Many of the actors in the play – including Pearson – play more than one role, with shifting ethnicities and relationships with Angela. Isha Tell told The Skanner News it's been a great challenge to take on such a range of roles.

"At first I didn't' think I'd be able to do it," Tell said. "Especially when you switch up the characters, you want one character to be so different from the other. And incorporating different accents and things like that. It was a big challenge."

Taylor said some of the biggest challenges for a director are to find and assemble the right cast.

"It's a hugely collaborative effort," she said. "It's a very moving piece, it's a very powerful piece and it's a very honest piece. …  And one of the things I wanted to do is allow the characters to be created so there is a real true humanity and reality."

For Schmidt's Angela, there was a real life person to deal with. Although the playwright was an actor who had been featured on several television shows, Schmidt said she didn't watch any archival footage.

"I found a lot of information of stories that happened to her that seem to be verbatim to things in the play," she said.

Many of the cast members say their own experiences with cancer have impacted their devotion to the production. For Schmidt, a real-life crisis may affect her performance in unknown ways.

This Thursday, her mother died unexpectedly.

"Ironically, 14 years ago when my father died, I was at the same exact point in a show," she said. "It was a completely different show, it was a farcical comedy. I know that it saved my sanity to go and do the show and immerse myself."

She says she's still not sure how her mother's death will affect her performance -- she just knows that it will.
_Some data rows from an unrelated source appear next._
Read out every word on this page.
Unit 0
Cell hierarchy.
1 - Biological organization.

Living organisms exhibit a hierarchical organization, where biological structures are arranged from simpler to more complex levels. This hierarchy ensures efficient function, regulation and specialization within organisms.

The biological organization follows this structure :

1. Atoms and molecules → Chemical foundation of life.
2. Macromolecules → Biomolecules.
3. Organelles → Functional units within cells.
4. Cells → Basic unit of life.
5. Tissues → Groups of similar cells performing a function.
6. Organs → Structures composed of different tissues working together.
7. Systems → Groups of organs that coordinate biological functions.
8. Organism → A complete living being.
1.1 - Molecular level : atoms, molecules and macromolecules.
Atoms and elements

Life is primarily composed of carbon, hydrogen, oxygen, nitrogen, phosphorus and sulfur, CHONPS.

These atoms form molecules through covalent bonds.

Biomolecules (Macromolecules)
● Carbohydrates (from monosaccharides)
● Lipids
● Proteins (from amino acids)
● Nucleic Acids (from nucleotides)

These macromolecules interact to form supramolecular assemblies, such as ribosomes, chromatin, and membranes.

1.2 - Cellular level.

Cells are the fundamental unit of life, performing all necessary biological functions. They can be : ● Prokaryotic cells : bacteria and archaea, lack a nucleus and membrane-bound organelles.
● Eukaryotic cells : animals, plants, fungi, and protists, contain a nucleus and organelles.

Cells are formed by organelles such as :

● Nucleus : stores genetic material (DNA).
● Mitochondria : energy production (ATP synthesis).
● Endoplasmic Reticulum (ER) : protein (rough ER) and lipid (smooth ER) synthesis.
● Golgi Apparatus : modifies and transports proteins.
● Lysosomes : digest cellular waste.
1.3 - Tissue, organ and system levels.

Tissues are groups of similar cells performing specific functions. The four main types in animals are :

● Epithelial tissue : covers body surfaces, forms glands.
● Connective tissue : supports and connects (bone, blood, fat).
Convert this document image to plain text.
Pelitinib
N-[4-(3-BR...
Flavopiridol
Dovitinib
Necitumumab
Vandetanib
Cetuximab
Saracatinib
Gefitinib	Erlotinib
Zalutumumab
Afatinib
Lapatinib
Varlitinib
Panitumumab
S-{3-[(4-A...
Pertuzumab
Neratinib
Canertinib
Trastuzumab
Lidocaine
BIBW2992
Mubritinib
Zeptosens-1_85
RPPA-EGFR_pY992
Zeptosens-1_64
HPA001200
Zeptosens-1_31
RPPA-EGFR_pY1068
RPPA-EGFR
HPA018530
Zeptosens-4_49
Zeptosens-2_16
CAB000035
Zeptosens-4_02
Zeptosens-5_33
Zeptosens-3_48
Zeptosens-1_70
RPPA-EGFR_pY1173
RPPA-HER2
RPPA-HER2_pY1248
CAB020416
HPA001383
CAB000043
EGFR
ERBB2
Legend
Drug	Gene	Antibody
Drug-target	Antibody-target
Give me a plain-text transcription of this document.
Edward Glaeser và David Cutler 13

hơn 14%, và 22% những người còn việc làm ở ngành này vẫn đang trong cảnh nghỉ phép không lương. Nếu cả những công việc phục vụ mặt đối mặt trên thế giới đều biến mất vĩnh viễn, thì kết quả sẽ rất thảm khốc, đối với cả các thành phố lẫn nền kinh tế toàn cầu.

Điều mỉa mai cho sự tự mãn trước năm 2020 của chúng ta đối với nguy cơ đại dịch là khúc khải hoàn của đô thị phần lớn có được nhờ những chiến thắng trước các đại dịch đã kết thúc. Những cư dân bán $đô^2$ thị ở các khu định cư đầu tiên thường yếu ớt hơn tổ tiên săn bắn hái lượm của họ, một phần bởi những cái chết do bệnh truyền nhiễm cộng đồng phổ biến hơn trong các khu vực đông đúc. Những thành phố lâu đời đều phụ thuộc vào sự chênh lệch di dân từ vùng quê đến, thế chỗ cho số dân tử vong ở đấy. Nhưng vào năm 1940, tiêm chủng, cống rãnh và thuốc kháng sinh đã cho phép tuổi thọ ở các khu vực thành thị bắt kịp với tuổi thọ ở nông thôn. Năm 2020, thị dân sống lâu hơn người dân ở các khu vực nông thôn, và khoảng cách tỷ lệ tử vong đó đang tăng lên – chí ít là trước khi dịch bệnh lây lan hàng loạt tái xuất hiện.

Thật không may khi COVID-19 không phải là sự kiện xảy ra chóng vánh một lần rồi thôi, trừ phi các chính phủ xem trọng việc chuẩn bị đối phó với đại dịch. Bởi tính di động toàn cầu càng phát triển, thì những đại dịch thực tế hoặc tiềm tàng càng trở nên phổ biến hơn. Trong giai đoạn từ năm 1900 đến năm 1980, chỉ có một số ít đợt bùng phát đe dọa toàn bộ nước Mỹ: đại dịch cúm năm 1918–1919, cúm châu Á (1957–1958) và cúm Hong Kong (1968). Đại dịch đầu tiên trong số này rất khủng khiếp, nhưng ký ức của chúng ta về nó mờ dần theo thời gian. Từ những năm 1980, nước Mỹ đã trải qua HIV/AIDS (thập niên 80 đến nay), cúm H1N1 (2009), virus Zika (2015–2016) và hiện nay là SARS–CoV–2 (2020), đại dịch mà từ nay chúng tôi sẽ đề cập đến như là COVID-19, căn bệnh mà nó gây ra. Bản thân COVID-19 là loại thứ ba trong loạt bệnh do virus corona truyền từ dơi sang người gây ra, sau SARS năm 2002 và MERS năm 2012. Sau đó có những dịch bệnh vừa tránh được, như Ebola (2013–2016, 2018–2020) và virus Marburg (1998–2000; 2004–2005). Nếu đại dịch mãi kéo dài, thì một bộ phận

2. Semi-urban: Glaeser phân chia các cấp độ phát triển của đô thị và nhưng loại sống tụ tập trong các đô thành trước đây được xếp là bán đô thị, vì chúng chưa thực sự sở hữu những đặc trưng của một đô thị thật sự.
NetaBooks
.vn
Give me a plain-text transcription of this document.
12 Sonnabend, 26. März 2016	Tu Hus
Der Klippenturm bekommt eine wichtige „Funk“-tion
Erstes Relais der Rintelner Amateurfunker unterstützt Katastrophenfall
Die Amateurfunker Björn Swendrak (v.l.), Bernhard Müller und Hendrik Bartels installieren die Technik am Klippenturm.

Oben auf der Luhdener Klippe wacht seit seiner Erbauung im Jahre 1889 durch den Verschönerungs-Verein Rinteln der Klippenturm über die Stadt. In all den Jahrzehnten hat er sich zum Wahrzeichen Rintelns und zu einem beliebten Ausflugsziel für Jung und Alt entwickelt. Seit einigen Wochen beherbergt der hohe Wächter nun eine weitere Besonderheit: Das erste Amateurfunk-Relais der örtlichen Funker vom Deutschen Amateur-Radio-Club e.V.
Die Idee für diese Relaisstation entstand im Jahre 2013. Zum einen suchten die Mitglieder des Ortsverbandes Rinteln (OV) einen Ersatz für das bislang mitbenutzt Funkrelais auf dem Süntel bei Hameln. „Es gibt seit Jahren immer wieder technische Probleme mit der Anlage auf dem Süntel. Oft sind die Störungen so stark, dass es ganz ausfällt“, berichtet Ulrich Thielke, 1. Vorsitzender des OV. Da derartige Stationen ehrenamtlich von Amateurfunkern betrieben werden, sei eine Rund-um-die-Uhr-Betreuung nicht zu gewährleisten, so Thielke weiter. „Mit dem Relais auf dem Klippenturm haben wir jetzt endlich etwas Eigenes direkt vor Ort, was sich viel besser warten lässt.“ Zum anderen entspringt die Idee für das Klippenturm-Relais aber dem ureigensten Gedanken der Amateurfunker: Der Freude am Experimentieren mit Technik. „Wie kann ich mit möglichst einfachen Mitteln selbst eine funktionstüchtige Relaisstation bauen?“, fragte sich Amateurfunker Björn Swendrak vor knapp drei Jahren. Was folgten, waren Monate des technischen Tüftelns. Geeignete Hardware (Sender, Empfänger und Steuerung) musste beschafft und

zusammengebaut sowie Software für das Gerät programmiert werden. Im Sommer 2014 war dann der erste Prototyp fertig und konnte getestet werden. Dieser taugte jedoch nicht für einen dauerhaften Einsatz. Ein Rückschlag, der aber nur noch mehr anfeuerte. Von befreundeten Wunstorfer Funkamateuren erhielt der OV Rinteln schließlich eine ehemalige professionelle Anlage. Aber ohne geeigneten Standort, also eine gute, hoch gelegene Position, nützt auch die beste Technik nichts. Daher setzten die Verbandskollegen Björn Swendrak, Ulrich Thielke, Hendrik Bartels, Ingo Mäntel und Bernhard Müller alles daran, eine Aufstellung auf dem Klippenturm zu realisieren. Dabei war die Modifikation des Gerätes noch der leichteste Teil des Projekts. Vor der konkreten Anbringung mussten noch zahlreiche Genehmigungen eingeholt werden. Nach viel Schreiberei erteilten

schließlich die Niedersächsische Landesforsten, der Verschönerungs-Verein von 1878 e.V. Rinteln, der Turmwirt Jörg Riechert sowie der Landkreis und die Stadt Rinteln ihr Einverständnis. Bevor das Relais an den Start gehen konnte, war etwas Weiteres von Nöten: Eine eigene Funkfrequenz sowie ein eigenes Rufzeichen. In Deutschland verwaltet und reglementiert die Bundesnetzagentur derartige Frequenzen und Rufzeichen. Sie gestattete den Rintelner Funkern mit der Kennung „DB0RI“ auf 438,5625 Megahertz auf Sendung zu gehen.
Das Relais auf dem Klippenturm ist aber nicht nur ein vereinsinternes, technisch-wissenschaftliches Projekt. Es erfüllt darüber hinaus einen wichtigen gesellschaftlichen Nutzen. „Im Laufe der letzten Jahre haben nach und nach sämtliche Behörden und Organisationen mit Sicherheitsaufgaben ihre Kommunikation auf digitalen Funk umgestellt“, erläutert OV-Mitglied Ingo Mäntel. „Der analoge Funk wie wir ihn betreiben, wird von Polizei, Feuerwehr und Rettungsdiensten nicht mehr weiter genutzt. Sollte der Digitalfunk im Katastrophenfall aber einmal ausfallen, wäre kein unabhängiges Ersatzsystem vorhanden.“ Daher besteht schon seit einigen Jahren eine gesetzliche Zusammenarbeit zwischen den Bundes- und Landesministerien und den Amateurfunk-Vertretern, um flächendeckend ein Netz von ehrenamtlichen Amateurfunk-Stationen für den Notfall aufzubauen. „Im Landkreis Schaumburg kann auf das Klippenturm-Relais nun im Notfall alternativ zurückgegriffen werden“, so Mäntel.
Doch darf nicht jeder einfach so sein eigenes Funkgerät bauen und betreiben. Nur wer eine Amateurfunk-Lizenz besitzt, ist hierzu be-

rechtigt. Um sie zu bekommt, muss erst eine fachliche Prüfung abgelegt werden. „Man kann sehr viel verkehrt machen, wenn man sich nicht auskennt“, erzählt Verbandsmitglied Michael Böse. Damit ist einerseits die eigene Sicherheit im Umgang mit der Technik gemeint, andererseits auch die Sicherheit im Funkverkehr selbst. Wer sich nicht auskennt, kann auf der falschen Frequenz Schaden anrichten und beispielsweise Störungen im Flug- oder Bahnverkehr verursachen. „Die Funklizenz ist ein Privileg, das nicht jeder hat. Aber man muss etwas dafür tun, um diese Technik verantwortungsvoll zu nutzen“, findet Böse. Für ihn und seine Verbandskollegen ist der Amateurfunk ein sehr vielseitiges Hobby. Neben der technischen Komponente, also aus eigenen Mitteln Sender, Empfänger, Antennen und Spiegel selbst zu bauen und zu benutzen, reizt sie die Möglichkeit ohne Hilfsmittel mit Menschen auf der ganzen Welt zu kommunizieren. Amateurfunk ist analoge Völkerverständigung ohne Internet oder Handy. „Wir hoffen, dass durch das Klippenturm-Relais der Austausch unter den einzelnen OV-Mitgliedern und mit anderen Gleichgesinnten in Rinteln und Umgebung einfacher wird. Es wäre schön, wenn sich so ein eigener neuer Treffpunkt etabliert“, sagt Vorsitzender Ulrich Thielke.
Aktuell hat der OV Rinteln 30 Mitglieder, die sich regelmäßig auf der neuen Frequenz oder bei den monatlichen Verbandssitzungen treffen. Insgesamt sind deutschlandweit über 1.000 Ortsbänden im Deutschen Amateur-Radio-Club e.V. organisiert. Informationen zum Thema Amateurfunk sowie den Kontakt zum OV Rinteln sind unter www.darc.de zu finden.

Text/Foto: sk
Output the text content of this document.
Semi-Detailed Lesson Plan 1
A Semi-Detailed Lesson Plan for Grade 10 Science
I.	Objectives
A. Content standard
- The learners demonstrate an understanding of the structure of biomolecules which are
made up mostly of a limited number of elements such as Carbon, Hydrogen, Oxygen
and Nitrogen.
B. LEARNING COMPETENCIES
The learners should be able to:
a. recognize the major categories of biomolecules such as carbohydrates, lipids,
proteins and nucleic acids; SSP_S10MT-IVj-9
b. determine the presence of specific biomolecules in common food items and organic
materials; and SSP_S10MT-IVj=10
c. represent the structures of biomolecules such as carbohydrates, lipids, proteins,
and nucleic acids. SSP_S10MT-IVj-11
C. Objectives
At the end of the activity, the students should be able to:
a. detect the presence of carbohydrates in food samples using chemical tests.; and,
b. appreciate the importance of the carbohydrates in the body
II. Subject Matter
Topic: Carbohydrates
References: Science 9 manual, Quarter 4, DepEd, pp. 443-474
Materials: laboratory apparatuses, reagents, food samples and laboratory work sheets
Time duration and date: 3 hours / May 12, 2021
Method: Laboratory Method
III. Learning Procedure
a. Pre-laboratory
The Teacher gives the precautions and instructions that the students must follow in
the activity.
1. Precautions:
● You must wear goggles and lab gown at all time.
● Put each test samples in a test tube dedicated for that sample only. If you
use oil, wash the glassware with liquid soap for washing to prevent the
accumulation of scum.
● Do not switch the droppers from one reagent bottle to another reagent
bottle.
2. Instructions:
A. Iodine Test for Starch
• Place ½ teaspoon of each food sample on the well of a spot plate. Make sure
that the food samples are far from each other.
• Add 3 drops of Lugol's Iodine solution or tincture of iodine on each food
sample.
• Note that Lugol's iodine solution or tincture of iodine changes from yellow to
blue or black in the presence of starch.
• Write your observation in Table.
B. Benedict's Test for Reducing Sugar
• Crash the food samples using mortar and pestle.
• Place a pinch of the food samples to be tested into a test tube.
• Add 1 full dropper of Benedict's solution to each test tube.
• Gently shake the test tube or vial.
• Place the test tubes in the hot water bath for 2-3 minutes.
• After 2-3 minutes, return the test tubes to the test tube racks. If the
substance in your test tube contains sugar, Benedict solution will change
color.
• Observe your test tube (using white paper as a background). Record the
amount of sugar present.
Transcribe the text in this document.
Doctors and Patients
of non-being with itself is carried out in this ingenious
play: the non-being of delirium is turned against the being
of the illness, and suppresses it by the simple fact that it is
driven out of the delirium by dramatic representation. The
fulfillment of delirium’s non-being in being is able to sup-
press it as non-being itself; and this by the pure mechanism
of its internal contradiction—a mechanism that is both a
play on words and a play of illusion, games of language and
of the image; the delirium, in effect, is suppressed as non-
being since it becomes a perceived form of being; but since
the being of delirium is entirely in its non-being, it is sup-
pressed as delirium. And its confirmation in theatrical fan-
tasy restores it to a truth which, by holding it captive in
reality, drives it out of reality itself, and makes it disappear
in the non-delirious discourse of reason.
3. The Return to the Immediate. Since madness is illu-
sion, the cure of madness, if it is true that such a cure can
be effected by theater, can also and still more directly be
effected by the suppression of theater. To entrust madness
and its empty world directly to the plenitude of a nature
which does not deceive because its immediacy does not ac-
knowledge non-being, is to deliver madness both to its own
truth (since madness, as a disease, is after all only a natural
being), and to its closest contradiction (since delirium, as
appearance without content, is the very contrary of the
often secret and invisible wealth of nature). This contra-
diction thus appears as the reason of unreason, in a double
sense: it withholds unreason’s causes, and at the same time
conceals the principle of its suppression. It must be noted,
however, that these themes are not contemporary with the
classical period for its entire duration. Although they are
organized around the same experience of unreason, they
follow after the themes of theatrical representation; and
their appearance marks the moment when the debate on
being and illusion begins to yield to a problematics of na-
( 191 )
"When we did the rehearsal the other day, I know, things took on new meanings," she said. "I'm still really glad to be here. Time will tell. It's going to affect it somehow."

In addition to the actors mentioned in the story, PassinArt's production of "Tough Titty" also features Shelley Johnson, Harold Phillips, and Laura Li. Tickets are available at the door and at Reflections Coffee House and Talking Drum Books, 446 NE Killingsworth Ave. and online at www.passinart.net.